In high school, Cornell caddied at Thomson Country Club in North Reading, where he could play for free on Mondays. "I ended up with a lot of blisters on my stump,” he says, “but to get out there and play golf it was worth it."

On July 26-28, Cornell will test his game against amputee golfers across the nation at the 18th Eastern Regional Amputee Golf Championship at Bethpage Red in Farmingdale, New York. According to Eastern Amputee Golf Association founder Bob Buck – himself an amputee, right leg BK – the par 70 course will measure 6,400 yards. Cornell will have his work cut out for him. Three-time consecutive defending Eastern champ Jim Curley (left leg BK) shot 74-74 last year, Cornell says.

Cornell has also participated in the National Amputee Golf Association championship and skied competitively, winning four medals at a national competition in the winter of 2000 at Mt. Snow, Vermont. His highest athletic goal is to compete in the Robinson Cup, amputee golf’s version of the Ryder Cup.

Cornell is a New England Patriots fan. He is proud to show off the Patriots headcover on his driver, the Patriots cover on his putter, and, hiking up his shorts, the large Patriots appliqué on the stump of his artificial leg. He was referred to as “a character” by a surprising percentage of people interviewed for this story, including Jay Pawlyk, who along with his wife Laura, directs Cornell in the choir at Saint Agnes Parish in Middleton. (Cornell is also a karaoke singer. His favorite song, according to friend Wegrzyen, is “Show Me the Way,” by Styx.)

“There’s no way it can ever get too serious with Steve in the room,” says Pawlyk, who says that sometimes Cornell will lampoon the choir’s warm-up stretches by taking off his leg and waving it in the air.

On the golf course, Cornell practices positive self-talk, and practices it out loud: “Be your best friend,” he says after a missed putt. "Take it one hole at a time, don't get down on yourself." He is the type of guy who, even while trailing in a match, stoops to pick up his opponent’s spare clubs on tees and greens. He practices birdcalls on the course, with impressive skill and, even more impressively, manages to do it without being obnoxious.

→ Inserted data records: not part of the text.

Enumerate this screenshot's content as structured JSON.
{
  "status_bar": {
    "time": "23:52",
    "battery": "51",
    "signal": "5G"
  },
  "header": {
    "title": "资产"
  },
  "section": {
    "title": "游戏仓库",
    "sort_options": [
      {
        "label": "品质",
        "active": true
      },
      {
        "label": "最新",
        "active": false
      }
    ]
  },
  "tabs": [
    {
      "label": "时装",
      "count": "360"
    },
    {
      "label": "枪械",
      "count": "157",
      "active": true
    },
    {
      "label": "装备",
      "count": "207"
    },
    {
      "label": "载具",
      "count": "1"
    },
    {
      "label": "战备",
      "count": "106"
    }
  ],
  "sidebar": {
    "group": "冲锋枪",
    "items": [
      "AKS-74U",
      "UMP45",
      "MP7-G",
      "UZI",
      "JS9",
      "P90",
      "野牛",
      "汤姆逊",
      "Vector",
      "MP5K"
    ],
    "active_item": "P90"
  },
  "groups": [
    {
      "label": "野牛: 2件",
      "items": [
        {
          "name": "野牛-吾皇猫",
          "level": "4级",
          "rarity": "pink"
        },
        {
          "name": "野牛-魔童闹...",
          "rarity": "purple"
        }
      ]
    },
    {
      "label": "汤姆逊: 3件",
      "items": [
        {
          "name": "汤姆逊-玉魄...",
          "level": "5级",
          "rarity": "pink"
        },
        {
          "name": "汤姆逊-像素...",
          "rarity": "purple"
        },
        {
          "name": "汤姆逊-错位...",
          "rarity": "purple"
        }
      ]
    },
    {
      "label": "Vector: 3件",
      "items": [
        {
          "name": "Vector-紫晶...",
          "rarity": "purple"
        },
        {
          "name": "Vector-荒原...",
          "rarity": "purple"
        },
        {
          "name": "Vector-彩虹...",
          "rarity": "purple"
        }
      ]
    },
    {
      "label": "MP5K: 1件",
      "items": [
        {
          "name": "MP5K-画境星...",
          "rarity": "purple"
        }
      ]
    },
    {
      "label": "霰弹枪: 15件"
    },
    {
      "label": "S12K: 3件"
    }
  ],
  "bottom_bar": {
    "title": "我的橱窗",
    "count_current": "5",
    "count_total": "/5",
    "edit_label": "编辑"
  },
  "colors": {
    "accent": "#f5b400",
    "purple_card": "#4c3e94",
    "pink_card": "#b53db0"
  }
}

Cornell’s worst hole during a round at The Meadow at Peabody – a challenging and beautifully maintained municipal bargain – shows Cornell at his absolute best. After one-hopping a short pitch over the green at the difficult par-5 11th, Cornell finds the ball in the deep woods and wisely takes an unplayable lie. He adds a penalty stroke, then walks/hops back to the spot where he hit the pitch. (Cornell follows all the rules, even the inconvenient ones.) He replays his shot, then hops/runs back up to the green. Having already lost the hole, the average golfer would have picked up. Instead, Cornell stares the putt down, then closes his eyes for five seconds, wiggling his fingertips.

“I will be my friend,” he says. “I won’t get aggravated.”

Calmly, he drains the 18-footer for triple bogey, then pars the next hole.